Platinum-group metals need wider range of uses to ensure ongoing demand in wake of auto disruption
Everyday we read about electric vehicles taking over from conventional petrol and diesel vehicles. Even though the accuracy of many of these reports is challenged by those doing convincing calculations, at the end of the day, the automotive market is going to be disrupted in one way or another, which has huge implications for South Africa’s platinum mining business.
This is because platinum-group metals (PGMs) have become too dependent on the automotive industry, ever since the US’s Clean Air Act of 1970 opened the way for the use of PGMs to reduce vehicle emission, which tied PGM-using catalytic converter technology to the automotive sector.
Now, even the most benign of projections point to catalytic converters no longer being a feature of all new vehicles in the years ahead.
The projection of CPM Group MD and founder Jeffrey Christian, which is largely in line with those of the automotive industry itself and of the electricity generating industries, is that, by 2050, a third of vehicles being manufactured might be vehicles that no longer require PGMs.
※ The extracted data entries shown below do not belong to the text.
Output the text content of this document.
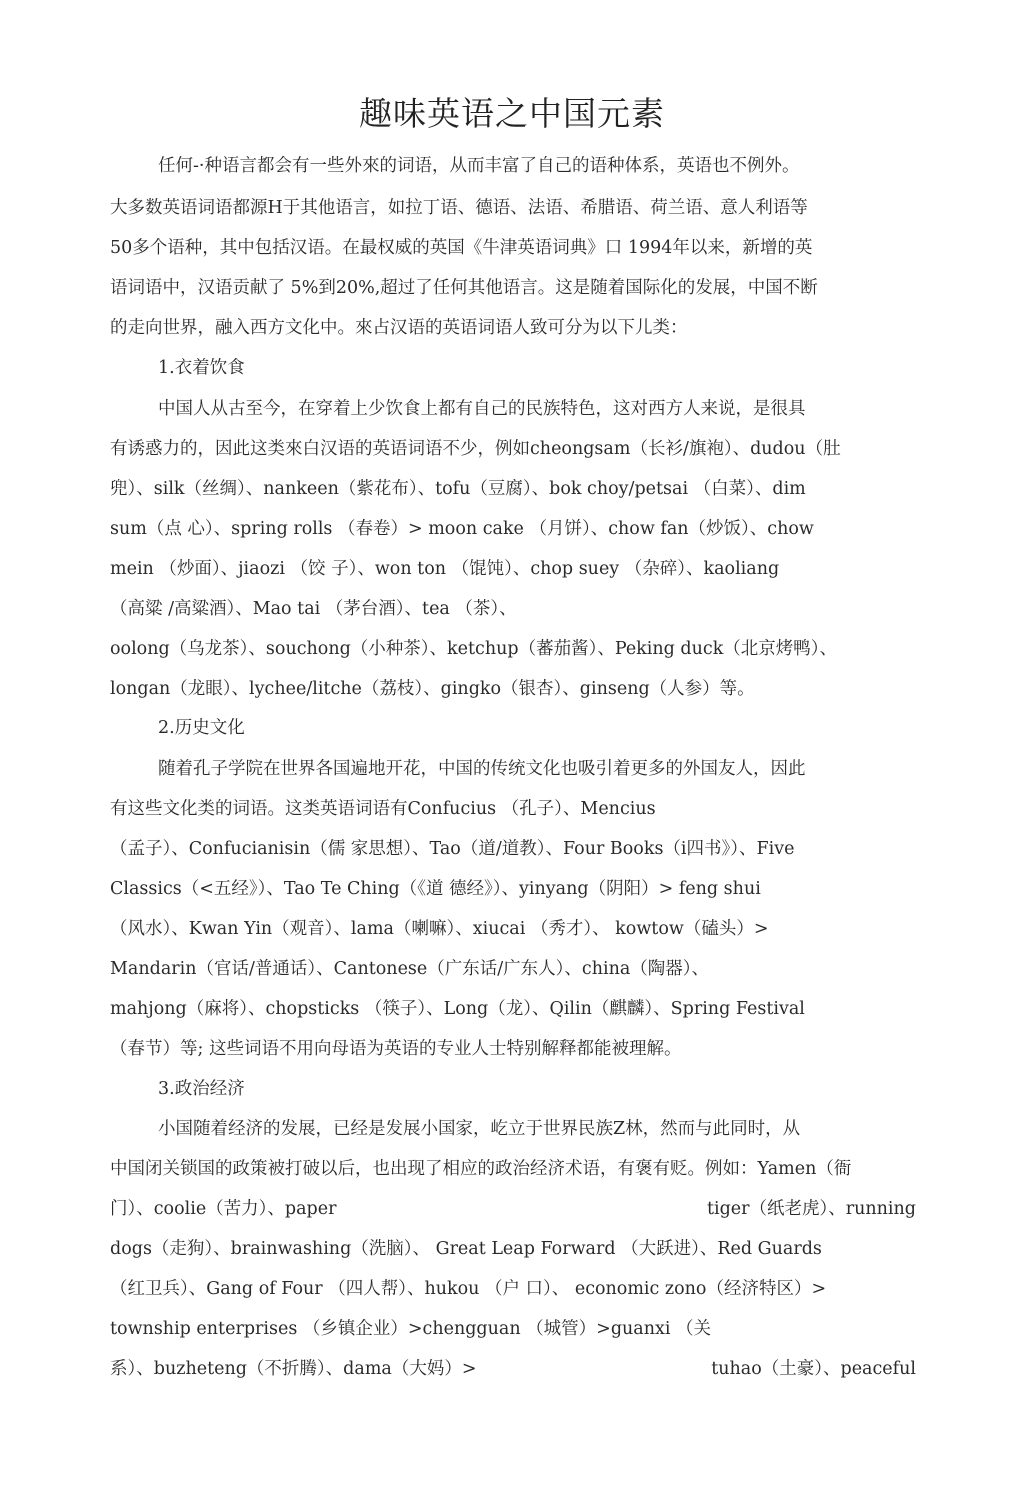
趣味英语之中国元素
任何-·种语言都会有一些外來的词语，从而丰富了自己的语种体系，英语也不例外。
大多数英语词语都源H于其他语言，如拉丁语、德语、法语、希腊语、荷兰语、意人利语等
50多个语种，其中包括汉语。在最权威的英国《牛津英语词典》口 1994年以来，新增的英
语词语中，汉语贡献了 5%到20%,超过了任何其他语言。这是随着国际化的发展，中国不断
的走向世界，融入西方文化中。來占汉语的英语词语人致可分为以下儿类：
1.衣着饮食
中国人从古至今，在穿着上少饮食上都有自己的民族特色，这对西方人来说，是很具
有诱惑力的，因此这类來白汉语的英语词语不少，例如cheongsam（长衫/旗袍）、dudou（肚
兜）、silk（丝绸）、nankeen（紫花布）、tofu（豆腐）、bok choy/petsai （白菜）、dim
sum（点 心）、spring rolls （春卷）> moon cake （月饼）、chow fan（炒饭）、chow
mein （炒面）、jiaozi （饺 子）、won ton （馄饨）、chop suey （杂碎）、kaoliang
（高粱 /高粱酒）、Mao tai （茅台酒）、tea （茶）、
oolong（乌龙茶）、souchong（小种茶）、ketchup（蕃茄酱）、Peking duck（北京烤鸭）、
longan（龙眼）、lychee/litche（荔枝）、gingko（银杏）、ginseng（人参）等。
2.历史文化
随着孔子学院在世界各国遍地开花，中国的传统文化也吸引着更多的外国友人，因此
有这些文化类的词语。这类英语词语有Confucius （孔子）、Mencius
（孟子）、Confucianisin（儒 家思想）、Tao（道/道教）、Four Books（i四书》）、Five
Classics（<五经》）、Tao Te Ching（《道 德经》）、yinyang（阴阳）> feng shui
（风水）、Kwan Yin（观音）、lama（喇嘛）、xiucai （秀才）、 kowtow（磕头）>
Mandarin（官话/普通话）、Cantonese（广东话/广东人）、china（陶器）、
mahjong（麻将）、chopsticks （筷子）、Long（龙）、Qilin（麒麟）、Spring Festival
（春节）等; 这些词语不用向母语为英语的专业人士特别解释都能被理解。
3.政治经济
小国随着经济的发展，已经是发展小国家，屹立于世界民族Z林，然而与此同时，从
中国闭关锁国的政策被打破以后，也出现了相应的政治经济术语，有褒有贬。例如：Yamen（衙
门）、coolie（苦力）、paper	tiger（纸老虎）、running
dogs（走狗）、brainwashing（洗脑）、 Great Leap Forward （大跃进）、Red Guards
（红卫兵）、Gang of Four （四人帮）、hukou （户 口）、 economic zono（经济特区）>
township enterprises （乡镇企业）>chengguan （城管）>guanxi （关
系）、buzheteng（不折腾）、dama（大妈）>	tuhao（土豪）、peaceful
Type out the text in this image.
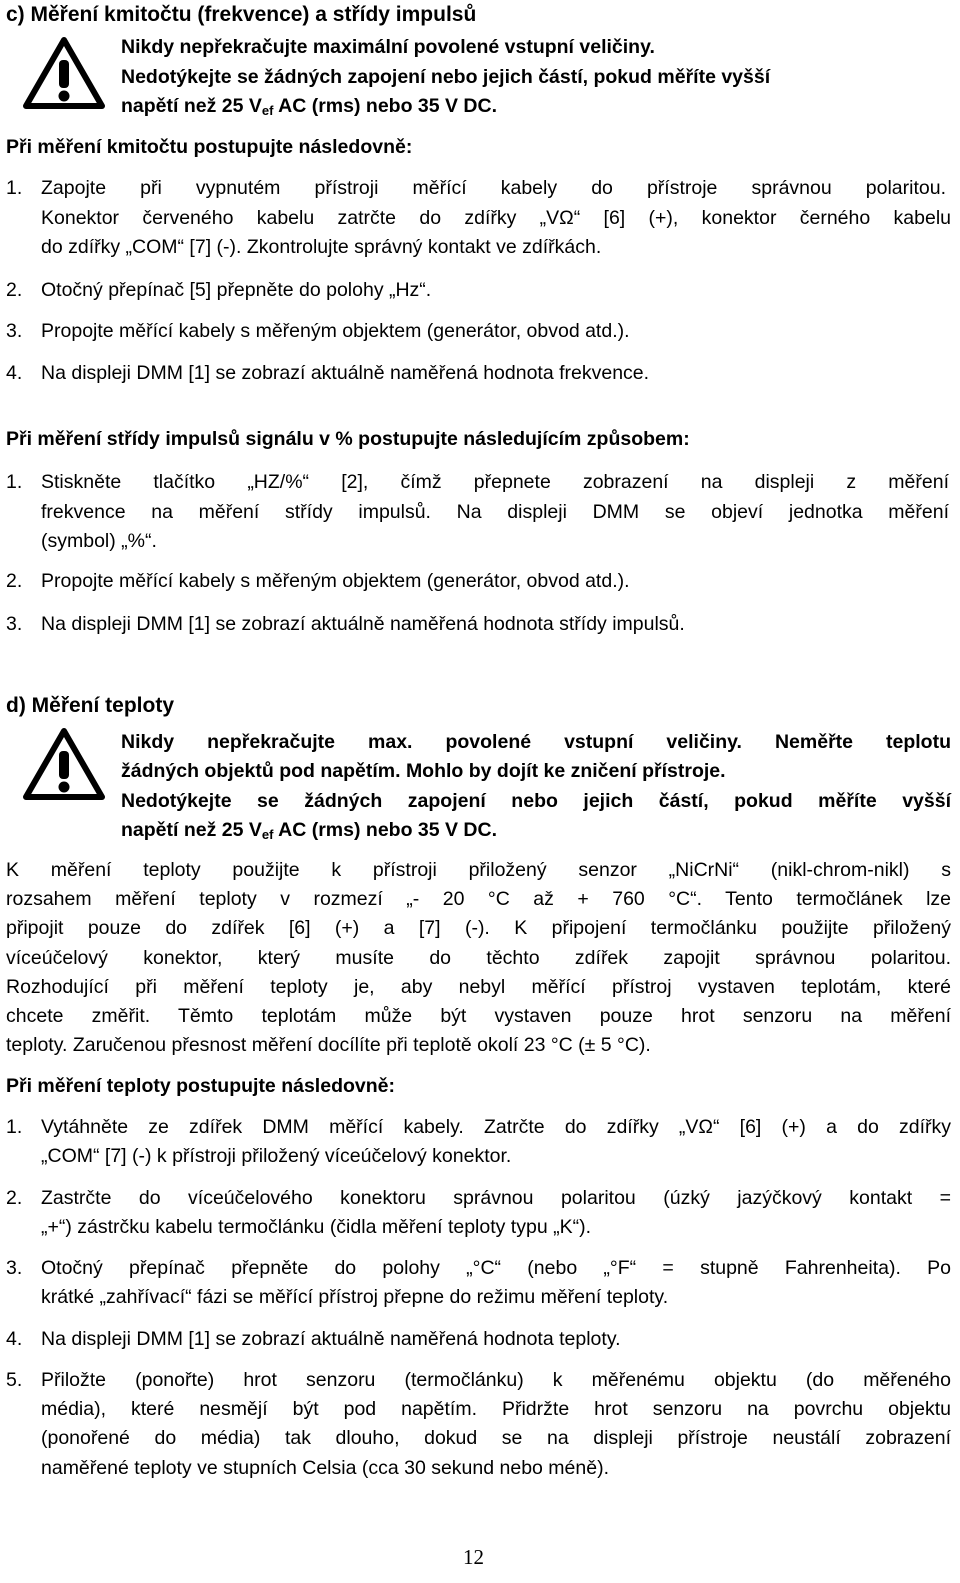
c) Měření kmitočtu (frekvence) a střídy impulsů
Nikdy nepřekračujte maximální povolené vstupní veličiny.
Nedotýkejte se žádných zapojení nebo jejich částí, pokud měříte vyšší
napětí než 25 Vef AC (rms) nebo 35 V DC.
Při měření kmitočtu postupujte následovně:
1. Zapojte při vypnutém přístroji měřící kabely do přístroje správnou polaritou.
Konektor červeného kabelu zatrčte do zdířky „VΩ“ [6] (+), konektor černého kabelu
do zdířky „COM“ [7] (-). Zkontrolujte správný kontakt ve zdířkách.
2. Otočný přepínač [5] přepněte do polohy „Hz“.
3. Propojte měřící kabely s měřeným objektem (generátor, obvod atd.).
4. Na displeji DMM [1] se zobrazí aktuálně naměřená hodnota frekvence.
Při měření střídy impulsů signálu v % postupujte následujícím způsobem:
1. Stiskněte tlačítko „HZ/%“ [2], čímž přepnete zobrazení na displeji z měření
frekvence na měření střídy impulsů. Na displeji DMM se objeví jednotka měření
(symbol) „%“.
2. Propojte měřící kabely s měřeným objektem (generátor, obvod atd.).
3. Na displeji DMM [1] se zobrazí aktuálně naměřená hodnota střídy impulsů.
d) Měření teploty
Nikdy nepřekračujte max. povolené vstupní veličiny. Neměřte teplotu
žádných objektů pod napětím. Mohlo by dojít ke zničení přístroje.
Nedotýkejte se žádných zapojení nebo jejich částí, pokud měříte vyšší
napětí než 25 Vef AC (rms) nebo 35 V DC.
K měření teploty použijte k přístroji přiložený senzor „NiCrNi“ (nikl-chrom-nikl) s
rozsahem měření teploty v rozmezí „- 20 °C až + 760 °C“. Tento termočlánek lze
připojit pouze do zdířek [6] (+) a [7] (-). K připojení termočlánku použijte přiložený
víceúčelový konektor, který musíte do těchto zdířek zapojit správnou polaritou.
Rozhodující při měření teploty je, aby nebyl měřící přístroj vystaven teplotám, které
chcete změřit. Těmto teplotám může být vystaven pouze hrot senzoru na měření
teploty. Zaručenou přesnost měření docílíte při teplotě okolí 23 °C (± 5 °C).
Při měření teploty postupujte následovně:
1. Vytáhněte ze zdířek DMM měřící kabely. Zatrčte do zdířky „VΩ“ [6] (+) a do zdířky
„COM“ [7] (-) k přístroji přiložený víceúčelový konektor.
2. Zastrčte do víceúčelového konektoru správnou polaritou (úzký jazýčkový kontakt =
„+“) zástrčku kabelu termočlánku (čidla měření teploty typu „K“).
3. Otočný přepínač přepněte do polohy „°C“ (nebo „°F“ = stupně Fahrenheita). Po
krátké „zahřívací“ fázi se měřící přístroj přepne do režimu měření teploty.
4. Na displeji DMM [1] se zobrazí aktuálně naměřená hodnota teploty.
5. Přiložte (ponořte) hrot senzoru (termočlánku) k měřenému objektu (do měřeného
média), které nesmějí být pod napětím. Přidržte hrot senzoru na povrchu objektu
(ponořené do média) tak dlouho, dokud se na displeji přístroje neustálí zobrazení
naměřené teploty ve stupních Celsia (cca 30 sekund nebo méně).
12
As 31 years is a blink of an eye in PGM mining terms, we agree wholeheartedly with CPM that the world’s PGMs producers should not waste any time in starting an intensive search for ways to close the significant demand gap that now seems inevitable.
CPM has also come up with a suggestion, which we think is very promising: the industry should put increased focus on the commercialisation of viable patents that involve the use of PGMs.
“There are many, many, many patents for platinum and palladium uses and we need to see some of those commercialised so that platinum, palladium and rhodium are not dependent on the auto industry for 40% or 60% or 80% of their demand, but rather that they have a lot of other uses that have smaller market shares,” says Christian, whose full video interview can be accessed on page 9 of this edition of Mining Weekly.
For long, the PGMs industry has projected the possibility of platinum-using hydrogen fuel cells moving into the demand gap left by vehicles that no longer require catalytic converters.
But Christian expresses convincing scepticism about this happening. He contends that the safe and affordable hydrogen infrastructure required by platinum-catalysed hydrogen fuel cells is more likely to be snapped up by cheaper alternatives to fuel cells, he argues have high capital and operating costs and can also be catalysed by metals like cobalt.
His outline of clean hydrogen-fuelled internal combustion engines is certainly persuasive. His calculations put the manufacturing cost of hydrogen internal combustion engines at $1 500 – half the cost of his calculation of $3 000 for petroleum internal combustion engines, one-seventh of the cost of electric battery packs – which he puts at $10 000 apiece – and one-twentieth of the cost of platinum- using fuel cell stacks, which hit a heady $30 000.